Pekalongan, NU Online Jateng
Lopis raksasa seberat 2.352 kg tinggi 198 cm dan diameter 85 cm siap dipotong pada acara yang berlangsung di Krapyak, Pekalongan Utara, Kota Pekalongan di momentum syawalan pada tanggal 8 syawal 1445 Hijriah atau Rabu (17/4/2024) besok pagi oleh wali kota.
Masyarakat Kota Pekalongan, khususnya di daerah Krapyak memiliki tradisi Syawalan yang unik, yaitu tradisi Lopisan atau Lopis Raksasa. Tradisi ini dihelat pada tanggal 8 Syawal, atau seminggu setelah jatuhnya Hari Raya Idul Fitri.
Tradisi Lopisan atau lopis raksasa adalah tradisi khas dari Kelurahan Krapyak, Kecamatan Pekalongan Utara, Kota Pekalongan pada setiap hari ke-8 di bulan Syawal. Pada hari istimewa ini, ribuan orang akan berkumpul untuk bisa silaturahmi dan saling berkunjung untuk menikmati segala hidangan yang disediakan warga Kota Pekalongan secara gratis.
Ciri khas pelaksanaan tradisi ini adalah kemunculan lopis raksasa yang sangat besar, maka proses memasak lopis raksasa ini biasanya membutuhkan waktu 4-5 hari dengan menggunakan dandang berukuran besar. Setelah matang, untuk memindahkannya juga tidak mudah karena harus memakai katrol.
Setelah acara doa bersama, Lopis Raksasa ini akan dipotong oleh Walikota Pekalongan dan dibagi-bagikan kepada warga. Masyarakat Krapyak juga biasanya turut menyediakan makanan ringan dan minuman secara gratis untuk para pengunjung yang berasal dari Kota Pekalongan dan sekitarnya.
Setelah pembagian lopis selesai, pengunjung biasanya akan menuju ke obyek wisata Pantai Slamaran Indah untuk berlibur bersama keluarga.
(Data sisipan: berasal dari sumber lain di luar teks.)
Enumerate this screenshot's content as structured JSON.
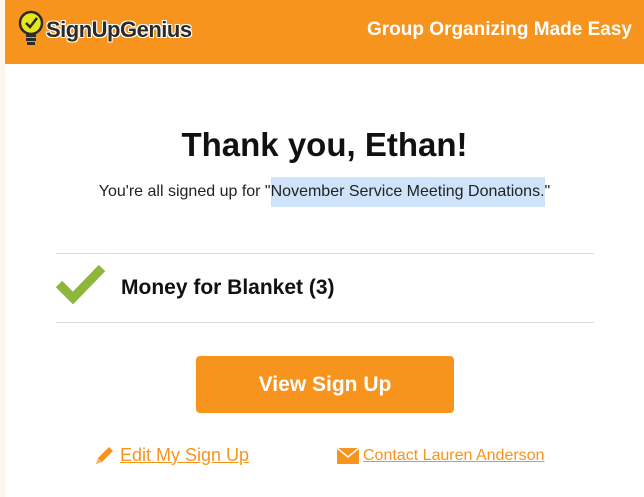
{
  "header": {
    "logo_text": "SignUpGenius",
    "tagline": "Group Organizing Made Easy"
  },
  "confirmation": {
    "title": "Thank you, Ethan!",
    "signed_prefix": "You're all signed up for \"",
    "event_name": "November Service Meeting Donations.",
    "signed_suffix": "\""
  },
  "item": {
    "label": "Money for Blanket (3)"
  },
  "buttons": {
    "view_label": "View Sign Up"
  },
  "links": {
    "edit_label": " Edit My Sign Up",
    "contact_label": " Contact Lauren Anderson"
  },
  "colors": {
    "brand_orange": "#f7941d",
    "check_green": "#8cb63c",
    "highlight": "#cfe3fb"
  },
  "icons": [
    "lightbulb-logo-icon",
    "checkmark-icon",
    "pencil-icon",
    "envelope-icon"
  ]
}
Sejarah Tradisi Lopis Raksasa di Kota Pekalongan
Menurut sejarah, sosok yang pertama kali memelopori tradisi Syawalan ini adalah seorang adalah ulama Krapyak yaitu KH Abdullah Sirodj yang masih keturunan Tumenggung Bahurekso (Senopati Mataram). Mulanya KH Abdullah Sirodj rutin melaksanakan puasa Syawal yang kemudian diikuti masyarakat sekitar Krapyak dan Pekalongan.
Sehingga meski masih dalam suasana hari raya, warga tidak bersilaturahmi demi menghormati yang masih melanjutkan ibadah puasa Syawal. Baru pada hari ke-8 Syawal, suasana Lebaran di wilayah ini mulai benar-benar terasa.
KH Abdullah Sirodj kemudian memilih suguhan lopis sebagai simbol Syawalan di Pekalongan karena panganan yang terbuat dari beras ketan yang memiliki daya rekat yang kuat, sehingga menyimbolkan persatuan. Meski konon tradisi ini sudah ada sejak tahun 1885, namun perayaannya mulai dilakukan secara besar-besaran pada tahun 1950 dengan memotong lopis berukuran besar oleh kepala daerah setempat.
Makna Tradisi Lopis Raksasa di Kota Pekalongan KH Tubagus Surur mengungkap bahwa makna tradisi ini memang berkaitan dengan filosofi dari lopis. Menurutnya, ketan yang menjadi bahan dasar lopis memiliki makna persatuan yang dalam bahasa Jawa disebut dengan kraket berarti erat.
“Hal ini karena ketan yang sudah direbus memiliki daya rekat yang kuat dibanding nasi yang terbuat dari beras. Tak hanya itu, di dalamnya terkandung pesan yaitu sebagai sesama Muslim harus memiliki rasa saling peduli dan saling mengingatkan satu sama lain,” ucapnya.
Beras ketan yang putih bersih lanjutnya, juga memiliki makna kesucian atau kembali fitri yang terkait dengan suasana Lebaran. Selanjutnya, bungkus lopis dari daun pisang memiliki arti yaitu perlambang Islam dan kemakmuran, bahwa agama Islam selalu menumbuhkan kebaikan dan menjaga karunia Tuhan.
“Selain itu ikatan atau tali pembungkus lopis dari serat pelepah pisang, melambangkan kekuatan. Hal ini berhubungan dengan pesan bahwa sesuatu yang sudah dicapai (kembali fitri) harus dijaga agar tidak luntur ataupun berkurang, dan akan lebih baik jika semakin bertambah atau ditingkatkan,” terangnya.
Pengikat lopis sambungnya, juga memiliki makna hubungan antar manusia terutama sesama muslim untuk selalu menjalin silaturahim.